It's wildfire season, and researchers hope to be in the midst of such blazes, during the month of September. Scientists funded by the National Science Foundation (NSF) and affiliated with the National Center for Atmospheric Research (NCAR) in Boulder, Colorado, will fly a highly instrumented C-130 research aircraft around and over dangerous wildfires that may ignite this season in the United States. The airplane is reserved for four or five flights over a six-week period out of Jefferson County Airport, northwest of Denver.

"The goal of the research is to understand wildfire behavior well enough to predict the course of a particular fire," says Cliff Jacobs, program manager in NSF's atmospheric sciences division, which funds NCAR. "The flights will test a unique set of remote-sensing tools to determine their combined effectiveness in depicting fires." In addition, chemists will analyze emissions from the burning biomass.

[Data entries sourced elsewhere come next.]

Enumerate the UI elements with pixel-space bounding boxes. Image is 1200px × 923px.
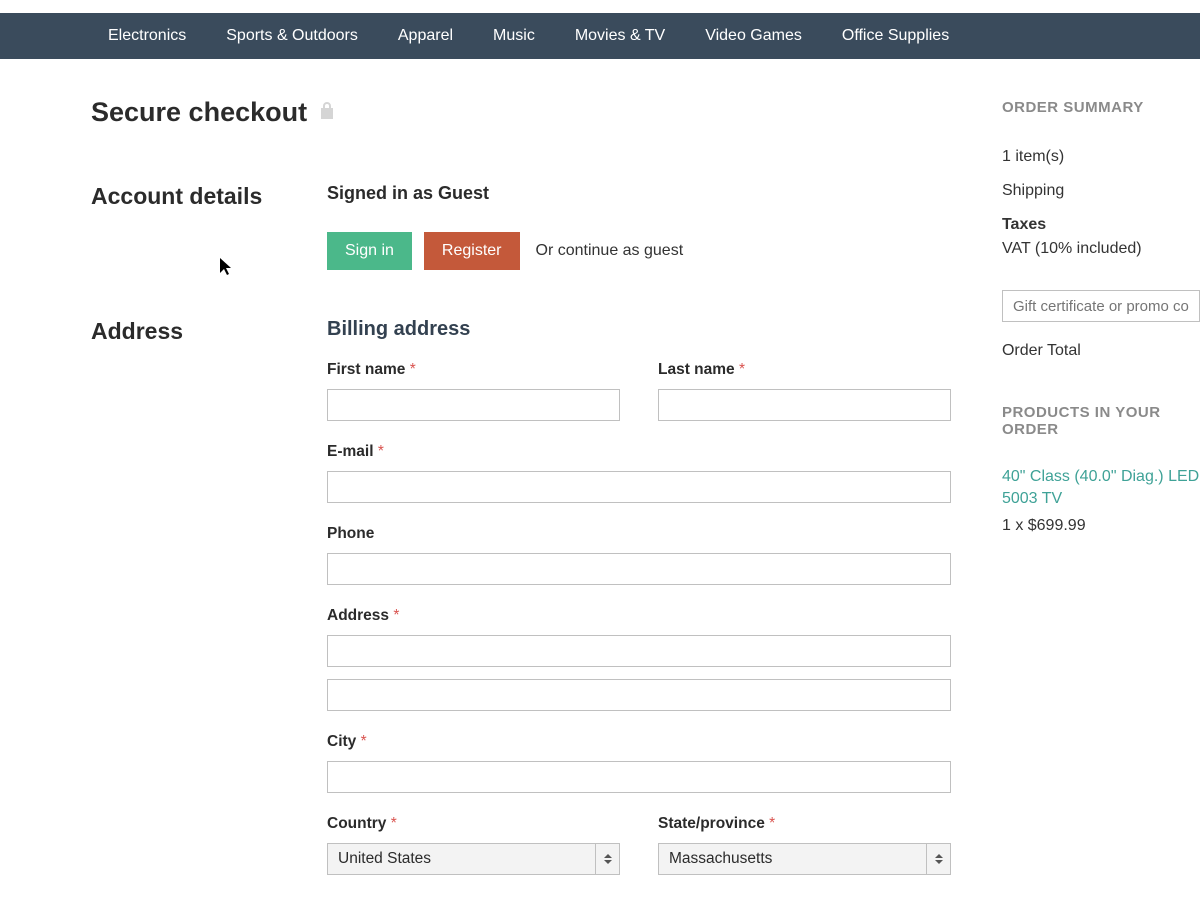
country-select[interactable]: United States [327, 843, 620, 875]
address1-input[interactable] [327, 635, 951, 667]
register-button[interactable]: Register [424, 232, 520, 270]
address-label: Address * [327, 607, 951, 625]
email-input[interactable] [327, 471, 951, 503]
first-name-input[interactable] [327, 389, 620, 421]
phone-label: Phone [327, 525, 951, 543]
nav-sports-outdoors[interactable]: Sports & Outdoors [226, 27, 358, 45]
summary-shipping: Shipping [1002, 182, 1200, 200]
nav-office-supplies[interactable]: Office Supplies [842, 27, 949, 45]
nav-music[interactable]: Music [493, 27, 535, 45]
promo-code-input[interactable] [1002, 290, 1200, 322]
page-title-row: Secure checkout [91, 97, 1002, 128]
order-summary-heading: ORDER SUMMARY [1002, 99, 1200, 116]
first-name-label: First name * [327, 361, 620, 379]
category-nav: Electronics Sports & Outdoors Apparel Mu… [0, 13, 1200, 59]
chevron-updown-icon [595, 844, 619, 874]
order-total-label: Order Total [1002, 342, 1200, 360]
nav-movies-tv[interactable]: Movies & TV [575, 27, 665, 45]
lock-icon [319, 101, 335, 124]
continue-as-guest-text: Or continue as guest [536, 242, 684, 260]
nav-video-games[interactable]: Video Games [705, 27, 802, 45]
nav-apparel[interactable]: Apparel [398, 27, 453, 45]
phone-input[interactable] [327, 553, 951, 585]
last-name-label: Last name * [658, 361, 951, 379]
country-select-value: United States [338, 850, 431, 868]
signed-in-status: Signed in as Guest [327, 183, 951, 204]
last-name-input[interactable] [658, 389, 951, 421]
sign-in-button[interactable]: Sign in [327, 232, 412, 270]
page-title: Secure checkout [91, 97, 307, 128]
summary-taxes-label: Taxes [1002, 216, 1200, 234]
order-summary-panel: ORDER SUMMARY 1 item(s) Shipping Taxes V… [1002, 97, 1200, 535]
state-select[interactable]: Massachusetts [658, 843, 951, 875]
country-label: Country * [327, 815, 620, 833]
address2-input[interactable] [327, 679, 951, 711]
address-heading: Address [91, 318, 327, 345]
city-label: City * [327, 733, 951, 751]
state-select-value: Massachusetts [669, 850, 772, 868]
summary-taxes-value: VAT (10% included) [1002, 240, 1200, 258]
nav-electronics[interactable]: Electronics [108, 27, 186, 45]
product-quantity-price: 1 x $699.99 [1002, 517, 1200, 535]
billing-address-title: Billing address [327, 318, 951, 341]
state-label: State/province * [658, 815, 951, 833]
account-details-heading: Account details [91, 183, 327, 210]
chevron-updown-icon [926, 844, 950, 874]
city-input[interactable] [327, 761, 951, 793]
products-in-order-heading: PRODUCTS IN YOUR ORDER [1002, 404, 1200, 438]
summary-item-count: 1 item(s) [1002, 148, 1200, 166]
email-label: E-mail * [327, 443, 951, 461]
product-link[interactable]: 40" Class (40.0" Diag.) LED 5003 TV [1002, 466, 1200, 509]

"We're most interested in understanding the violent, unpredictable fires that kill firefighters," says Larry Radke, NCAR co-principal investigator of the Wildfire Experiment (WiFE). "We need to be able to predict the course of a dangerous fire to develop the most effective strategy for suppressing it, while considering the resources available for firefighting."

WiFE is funded by the National Science Foundation, which also sponsors NCAR and owns the NCAR-operated research aircraft. The NSF/NCAR C-130 has the speed, range and endurance to improve researchers' chances of getting to a fire in time to observe it during a dramatic and dangerous phase. The plane will circle the fires at 150 knots or less, cruising between the lowest safe minimum altitude and 10,000 feet.

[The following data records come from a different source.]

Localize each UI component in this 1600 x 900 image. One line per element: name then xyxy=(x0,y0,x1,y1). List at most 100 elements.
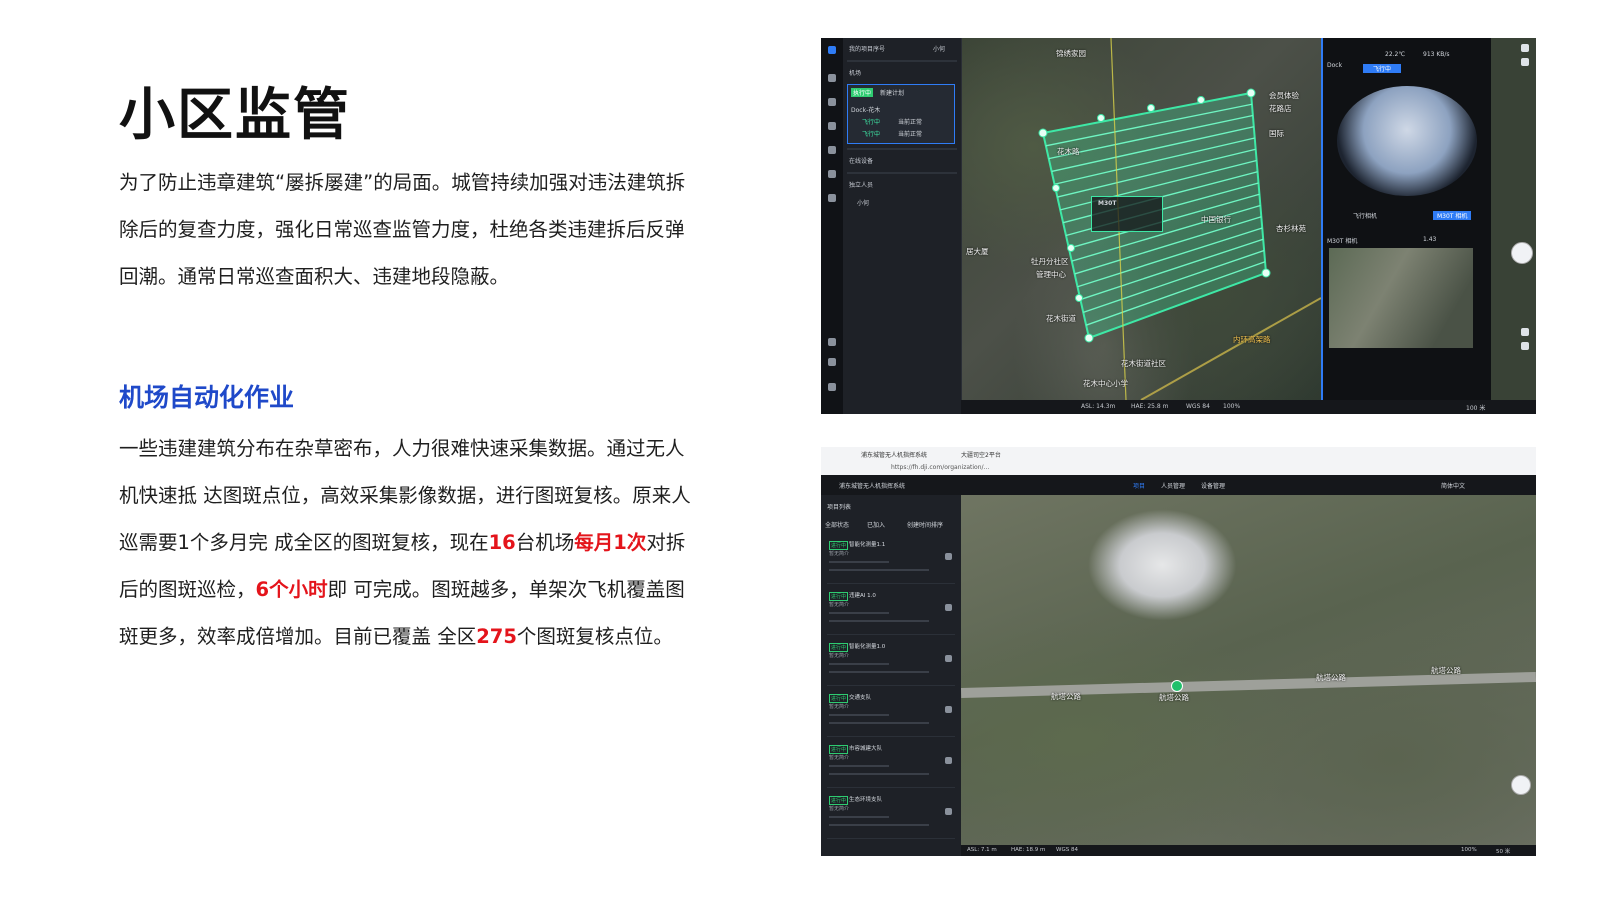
file-icon[interactable] xyxy=(828,146,836,154)
project-description: 暂无简介 xyxy=(829,755,850,761)
project-meta xyxy=(829,663,889,665)
calendar-icon[interactable] xyxy=(828,194,836,202)
dock-label: Dock xyxy=(1327,62,1343,69)
locate-icon[interactable] xyxy=(1521,44,1529,52)
camera-mode-button[interactable]: 飞行相机 xyxy=(1353,211,1377,220)
app-title[interactable]: 浦东城管无人机指挥系统 xyxy=(839,481,905,490)
project-meta xyxy=(829,569,929,571)
panel-header: 我的项目序号 xyxy=(849,46,886,53)
project-meta xyxy=(829,671,929,673)
camera-label-button[interactable]: M30T 相机 xyxy=(1433,211,1472,220)
zoom-out-icon[interactable] xyxy=(1521,342,1529,350)
project-meta xyxy=(829,765,889,767)
app-header: 浦东城管无人机指挥系统 项目 人员管理 设备管理 简体中文 xyxy=(821,475,1536,495)
drone-normal-status: 当前正常 xyxy=(898,131,923,138)
dock-normal-status: 当前正常 xyxy=(898,119,923,126)
enter-project-icon[interactable] xyxy=(945,553,952,560)
project-meta xyxy=(829,824,929,826)
flight-status: 飞行中 xyxy=(1363,64,1402,73)
dock-camera-view[interactable] xyxy=(1337,86,1477,196)
map-label: 花木街道 xyxy=(1046,314,1076,323)
drone-marker[interactable]: M30T xyxy=(1091,196,1163,232)
compass-icon[interactable] xyxy=(1511,775,1531,795)
project-card[interactable]: 进行中 智能化测量1.0 暂无简介 xyxy=(827,639,955,686)
enter-project-icon[interactable] xyxy=(945,655,952,662)
independent-members[interactable]: 独立人员 xyxy=(849,180,873,189)
task-name: 新建计划 xyxy=(880,90,905,97)
settings-icon[interactable] xyxy=(828,338,836,346)
project-meta xyxy=(829,816,889,818)
highlight-duration: 6个小时 xyxy=(255,578,328,601)
map-label: 花木中心小学 xyxy=(1083,379,1128,388)
compass-icon[interactable] xyxy=(1511,242,1533,264)
warning-icon[interactable] xyxy=(828,74,836,82)
device-icon[interactable] xyxy=(828,358,836,366)
divider xyxy=(847,60,957,62)
section-airport[interactable]: 机场 xyxy=(849,68,861,77)
zoom-in-icon[interactable] xyxy=(1521,328,1529,336)
layers-icon[interactable] xyxy=(828,98,836,106)
project-card[interactable]: 进行中 违建AI 1.0 暂无简介 xyxy=(827,588,955,635)
body-text-5: 个图斑复核点位。 xyxy=(516,625,673,648)
project-panel: 我的项目序号 小何 机场 执行中 新建计划 Dock-花木 飞行中 当前正常 飞… xyxy=(843,38,962,414)
zoom-readout: 100% xyxy=(1461,847,1477,853)
browser-tab[interactable]: 大疆司空2平台 xyxy=(961,450,1001,459)
online-devices[interactable]: 在线设备 xyxy=(849,156,873,165)
screenshot-project-map: 浦东城管无人机指挥系统 大疆司空2平台 https://fh.dji.com/o… xyxy=(821,447,1536,856)
map-label: 航塔公路 xyxy=(1316,673,1346,682)
map-label: 航塔公路 xyxy=(1159,693,1189,702)
logout-icon[interactable] xyxy=(828,383,836,391)
globe-icon[interactable] xyxy=(828,122,836,130)
route-icon[interactable] xyxy=(828,170,836,178)
filter-status[interactable]: 全部状态 xyxy=(825,520,849,529)
highlight-frequency: 每月1次 xyxy=(574,531,647,554)
dock-card[interactable]: 执行中 新建计划 Dock-花木 飞行中 当前正常 飞行中 当前正常 xyxy=(847,84,955,144)
bandwidth: 913 KB/s xyxy=(1423,51,1450,58)
temperature: 22.2℃ xyxy=(1385,51,1406,58)
project-card[interactable]: 进行中 交通支队 暂无简介 xyxy=(827,690,955,737)
logo-icon[interactable] xyxy=(828,46,836,54)
enter-project-icon[interactable] xyxy=(945,706,952,713)
enter-project-icon[interactable] xyxy=(945,808,952,815)
project-status-tag: 进行中 xyxy=(829,796,849,805)
member-item[interactable]: 小何 xyxy=(857,198,869,207)
filter-joined[interactable]: 已加入 xyxy=(867,520,885,529)
project-name: 违建AI 1.0 xyxy=(849,593,876,599)
nav-people[interactable]: 人员管理 xyxy=(1161,481,1185,490)
drone-camera-view[interactable] xyxy=(1329,248,1473,348)
nav-devices[interactable]: 设备管理 xyxy=(1201,481,1225,490)
map-status-bar: ASL: 7.1 m HAE: 18.9 m WGS 84 100% 50 米 xyxy=(961,845,1536,856)
section-title: 机场自动化作业 xyxy=(119,383,295,412)
enter-project-icon[interactable] xyxy=(945,757,952,764)
zoom-readout: 100% xyxy=(1223,403,1241,410)
asl-readout: ASL: 14.3m xyxy=(1081,403,1116,410)
project-status-tag: 进行中 xyxy=(829,643,849,652)
map-label: 中国银行 xyxy=(1201,215,1231,224)
left-toolbar xyxy=(821,38,843,414)
measure-icon[interactable] xyxy=(1521,58,1529,66)
project-description: 暂无简介 xyxy=(829,704,850,710)
address-bar[interactable]: https://fh.dji.com/organization/... xyxy=(891,464,989,471)
language-select[interactable]: 简体中文 xyxy=(1441,481,1465,490)
project-name: 交通支队 xyxy=(849,695,872,701)
enter-project-icon[interactable] xyxy=(945,604,952,611)
panel-user[interactable]: 小何 xyxy=(933,44,945,53)
panel-header: 项目列表 xyxy=(827,504,852,511)
map-label: 国际 xyxy=(1269,129,1284,138)
scale-readout: 50 米 xyxy=(1496,849,1511,855)
project-card[interactable]: 进行中 市容城建大队 暂无简介 xyxy=(827,741,955,788)
project-meta xyxy=(829,612,889,614)
divider xyxy=(847,148,957,150)
body-text-2: 台机场 xyxy=(515,531,575,554)
project-description: 暂无简介 xyxy=(829,653,850,659)
browser-tab[interactable]: 浦东城管无人机指挥系统 xyxy=(861,450,927,459)
project-card[interactable]: 进行中 生态环境支队 暂无简介 xyxy=(827,792,955,839)
filter-sort[interactable]: 创建时间排序 xyxy=(907,520,943,529)
nav-projects[interactable]: 项目 xyxy=(1133,481,1145,490)
dock-status: 执行中 xyxy=(851,88,874,97)
map-label: 管理中心 xyxy=(1036,270,1066,279)
map-label: 花木路 xyxy=(1057,147,1080,156)
screenshot-flight-route: 锦绣家园 花木路 会员体验 花路店 国际 花木街道 杏杉林苑 牡丹分社区 管理中… xyxy=(821,38,1536,414)
location-marker[interactable] xyxy=(1171,680,1183,692)
project-card[interactable]: 进行中 智能化测量1.1 暂无简介 xyxy=(827,537,955,584)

Wildfires typically burn five million acres in the U.S. annually, costing hundreds of millions of dollars. And the price tag can only grow larger as urban sprawl encroaches on forests nationwide, say experts. According to Radke, large, violent wildfires often generate their own controlling weather. The released heat can spawn deep convection, even thunderstorms, with strong and dangerous winds. So-called fire whirls, cousins of tornadoes, hurl flaming logs and other burning debris to locations miles away, setting other areas ablaze.

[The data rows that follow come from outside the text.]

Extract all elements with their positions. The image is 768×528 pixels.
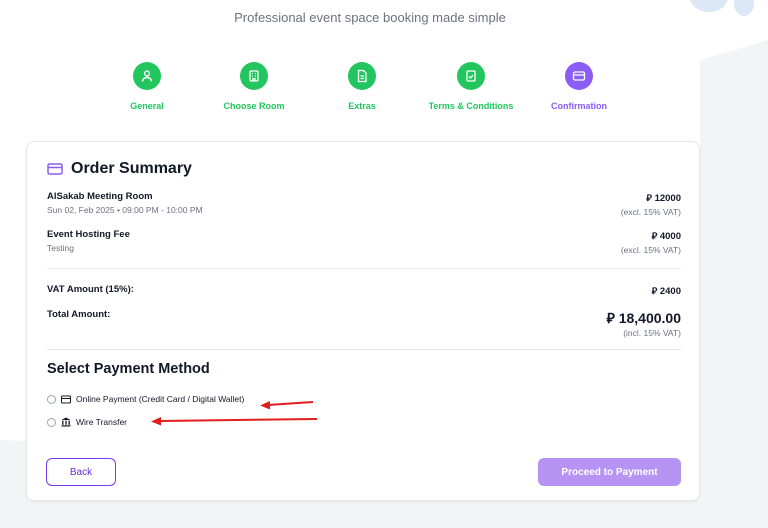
divider [47,268,681,269]
radio-button[interactable] [47,417,56,427]
item-detail: Testing [47,243,74,253]
step-label: Confirmation [551,101,607,111]
building-icon [240,62,268,90]
radio-button[interactable] [47,394,56,404]
order-summary-heading: Order Summary [47,160,192,178]
line-item: AlSakab Meeting Room Sun 02, Feb 2025 • … [47,191,681,217]
step-label: Choose Room [223,101,285,111]
item-detail: Sun 02, Feb 2025 • 09:00 PM - 10:00 PM [47,205,203,215]
payment-option-label: Wire Transfer [76,417,128,427]
vat-value: ⃁ 2400 [651,286,681,297]
step-label: Terms & Conditions [428,101,514,111]
user-icon [133,62,161,90]
document-icon [348,62,376,90]
item-price: ⃁ 4000 [651,231,681,242]
step-choose-room[interactable]: Choose Room [194,62,314,111]
step-terms[interactable]: Terms & Conditions [411,62,531,111]
total-value: ⃁ 18,400.00 [606,310,682,326]
item-vat-note: (excl. 15% VAT) [620,245,681,255]
item-name: Event Hosting Fee [47,229,130,240]
step-confirmation[interactable]: Confirmation [519,62,639,111]
step-label: Extras [348,101,376,111]
card-icon [565,62,593,90]
step-extras[interactable]: Extras [302,62,422,111]
item-price: ⃁ 12000 [646,193,681,204]
total-row: Total Amount: ⃁ 18,400.00 (incl. 15% VAT… [47,309,681,338]
order-summary-title: Order Summary [71,160,192,177]
step-label: General [130,101,164,111]
progress-stepper: General Choose Room Extras Terms & Condi… [0,0,768,130]
payment-option-wire[interactable]: Wire Transfer [47,417,127,427]
payment-option-label: Online Payment (Credit Card / Digital Wa… [76,394,245,404]
credit-card-icon [47,163,63,175]
line-item: Event Hosting Fee Testing ⃁ 4000 (excl. … [47,229,681,255]
step-general[interactable]: General [87,62,207,111]
proceed-to-payment-button[interactable]: Proceed to Payment [538,458,681,486]
item-vat-note: (excl. 15% VAT) [620,207,681,217]
credit-card-icon [61,395,71,403]
vat-row: VAT Amount (15%): ⃁ 2400 [47,284,681,297]
order-summary-card: Order Summary AlSakab Meeting Room Sun 0… [26,141,700,501]
item-name: AlSakab Meeting Room [47,191,153,202]
total-label: Total Amount: [47,309,111,320]
back-button[interactable]: Back [46,458,116,486]
total-vat-note: (incl. 15% VAT) [623,328,681,338]
checklist-icon [457,62,485,90]
vat-label: VAT Amount (15%): [47,284,134,295]
bank-icon [61,417,71,427]
payment-option-online[interactable]: Online Payment (Credit Card / Digital Wa… [47,394,244,404]
divider [47,349,681,350]
payment-method-title: Select Payment Method [47,361,210,377]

Among the research aircraft's heat-sensing instruments will be the new Thermacam, a digital high-resolution infrared imager with a sensing range between -40 and 2,000 degrees Celsius. Fires can reach 1,200 degrees C; a glowing candle tip, about 700. The Thermacam stares out of an opening in one of the airplane's windows and straight through smoke. The result is color video images of hot, swirling air and flames, detailing their motion, size, structure, and temperature. Other instruments aboard the C-130 include a passive microwave imager, an electric field meter, and a fire-imaging spectrometer. The microwave imager targets areas of woody, fire-feeding vegetation such as mesquite, which is common in the southwest. Spotting the blaze's next meal can help observers determine its future path.

The National Aeronautics and Space Administration (NASA)'s Ames Research Center and the U.S.D.A. Forest Service's Riverside Fire Research Laboratory will provide additional scientists, observers, and instruments. The Rocky Mountain Area Aviation and Fire Coordination Center will help the scientists decide which fires to observe and coordinate flights around the fires.